Bir başka önemli sorun da, bu yaklaşımınızla çocuğa zaaflarınızı, korkularınızı, kaygılarınızı, kısacası yumuşak karnınızı göstermiş olmanızdır. Bir süre sonra o da, her hangi bir şeye ihtiyaç duyduğunda bunları birer koz olarak kullanmayı, hatta pazarlık ve tehdit konusu olarak ileri sürmeyi öğrenecek, kontrolü ele geçirmeye başlayacaktır. Bunun sonu şudur: Çocuk merkezli ve çocuk egemen aile!.. Sonra büyük bir çekişme ve “güç bende” oyunu ile aklınıza hep aynı soru takılacaktır: “Bu çocuk nereden çıktı, kime çekti?..”  Kusura bakmayın ama  sorunun yanıtı açık değil mi?..


Nedendir bilmem, çocuklarımızla hem evde, hem de okulda çok da zor olmayan sağlıklı ve dengeli ilişki ve iletişimi bir türlü gerçekleştiremiyoruz. Tam tersine, küçük küçük ama zaman içinde sonuçları büyük yanlışlarla dünyanın en güzel varlıklarını kendimizden uzaklaştırıyor, kendilerine ve topluma yabancılaştırıyor, zıvanadan çıkarıyoruz… Yazık ki bu durum, insanı insan yapan ve son derecede zevkli bir uğraş olan çalışma ve öğrenme yeteneğini örseliyor ve bundan zevk almayı ortadan kaldırarak adeta bir eziyete dönüştürüyor… Oysa şunu kabul edebilsek ne iyi olacak: Çocuklarımızın hepsi biraz farklı, hepsi biraz kendini arayan, hepsi biraz hareketli, biraz durgun, hepsi biraz sabırsız ve dikkat dağınıklığı içinde bulunan, küçük ama bağımsız, kendine özel, biricik ve özgün bireylerdir; birer ayrı dünyadır onlar… Onların bizden beklediği, başıboş bırakmak da, ölçüsüz kontrol altında ezmek de değil… Yapılması gereken sadece ölçülü, sağlıklı bir sevgi ve şefkat, aynı şekilde bir destek, izleme ve yönlendirme, sınırlarını gösterme ve yavaş yavaş özgürleştirip bağımsızlaştırabilmedir.


Ben çocuk eğitiminde karşımıza sık çıkan, olumsuz tutum ve davranışlarımızın değiştirilmesini o kadar da zor görmüyorum.
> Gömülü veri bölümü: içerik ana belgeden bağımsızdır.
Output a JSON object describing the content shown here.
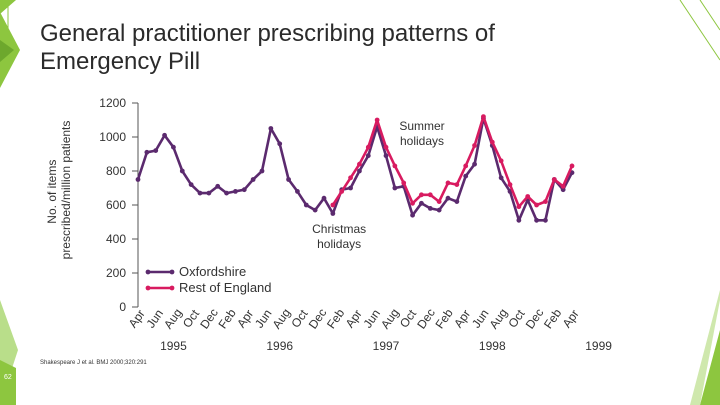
{
  "slide": {
    "title_line1": "General practitioner prescribing patterns of",
    "title_line2": "Emergency Pill",
    "citation": "Shakespeare J et al. BMJ 2000;320:291",
    "slide_number": "62",
    "accent_color": "#8dc63f"
  },
  "chart_data": {
    "type": "line",
    "title": "General practitioner prescribing patterns of Emergency Pill",
    "ylabel": "No. of items prescribed/million patients",
    "xlabel": "",
    "ylim": [
      0,
      1200
    ],
    "yticks": [
      0,
      200,
      400,
      600,
      800,
      1000,
      1200
    ],
    "month_labels": [
      "Apr",
      "Jun",
      "Aug",
      "Oct",
      "Dec",
      "Feb",
      "Apr",
      "Jun",
      "Aug",
      "Oct",
      "Dec",
      "Feb",
      "Apr",
      "Jun",
      "Aug",
      "Oct",
      "Dec",
      "Feb",
      "Apr",
      "Jun",
      "Aug",
      "Oct",
      "Dec",
      "Feb",
      "Apr"
    ],
    "year_labels": [
      {
        "label": "1995",
        "month_index": 4
      },
      {
        "label": "1996",
        "month_index": 16
      },
      {
        "label": "1997",
        "month_index": 28
      },
      {
        "label": "1998",
        "month_index": 40
      },
      {
        "label": "1999",
        "month_index": 52
      }
    ],
    "annotations": [
      {
        "text_line1": "Summer",
        "text_line2": "holidays",
        "month_index": 28,
        "value": 1070
      },
      {
        "text_line1": "Christmas",
        "text_line2": "holidays",
        "month_index": 20,
        "value": 590
      }
    ],
    "legend": [
      "Oxfordshire",
      "Rest of England"
    ],
    "series": [
      {
        "name": "Oxfordshire",
        "color": "#5b2a6e",
        "values": [
          750,
          910,
          920,
          1010,
          940,
          800,
          720,
          670,
          670,
          710,
          670,
          680,
          690,
          750,
          800,
          1050,
          960,
          750,
          680,
          600,
          570,
          640,
          550,
          690,
          700,
          800,
          890,
          1060,
          890,
          700,
          710,
          540,
          610,
          580,
          570,
          640,
          620,
          770,
          840,
          1110,
          950,
          760,
          680,
          510,
          630,
          510,
          510,
          750,
          690,
          790
        ]
      },
      {
        "name": "Rest of England",
        "color": "#d81b60",
        "values": [
          null,
          null,
          null,
          null,
          null,
          null,
          null,
          null,
          null,
          null,
          null,
          null,
          null,
          null,
          null,
          null,
          null,
          null,
          null,
          null,
          null,
          null,
          600,
          680,
          760,
          840,
          940,
          1100,
          940,
          830,
          730,
          610,
          660,
          660,
          620,
          730,
          720,
          830,
          950,
          1120,
          970,
          860,
          720,
          590,
          650,
          600,
          620,
          750,
          710,
          830
        ]
      }
    ]
  }
}
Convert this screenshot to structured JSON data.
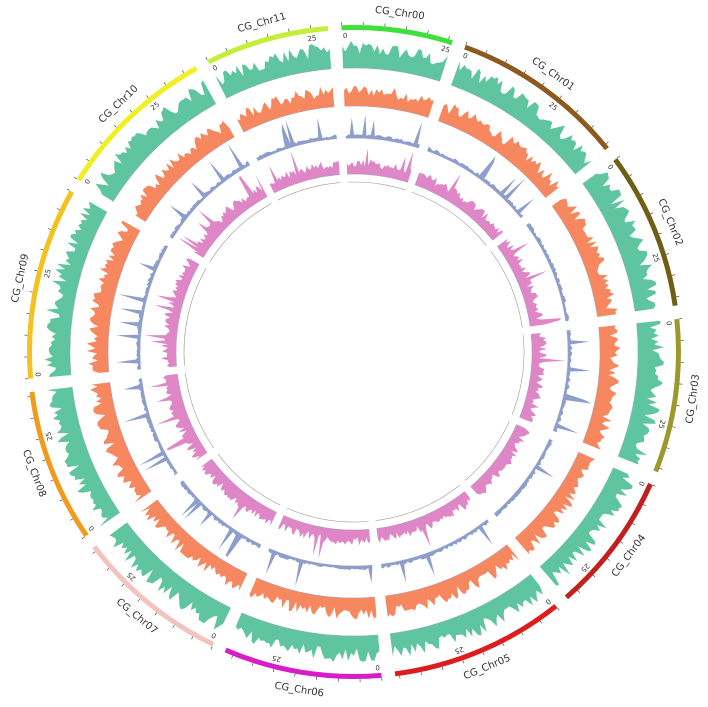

Bunun için önce gerçekten bu konuda tam olarak niyet edilmeli, sonra ciddi olarak karar verilmeli, bu kararı aynı kararlılık ve özenle uygulamalıyız. Kısacası değişime çocuktan değil, önce kendimizden başlarsak,  çocukta görmek istediğimiz olumlu değişim de kendiliğinden gelecektir.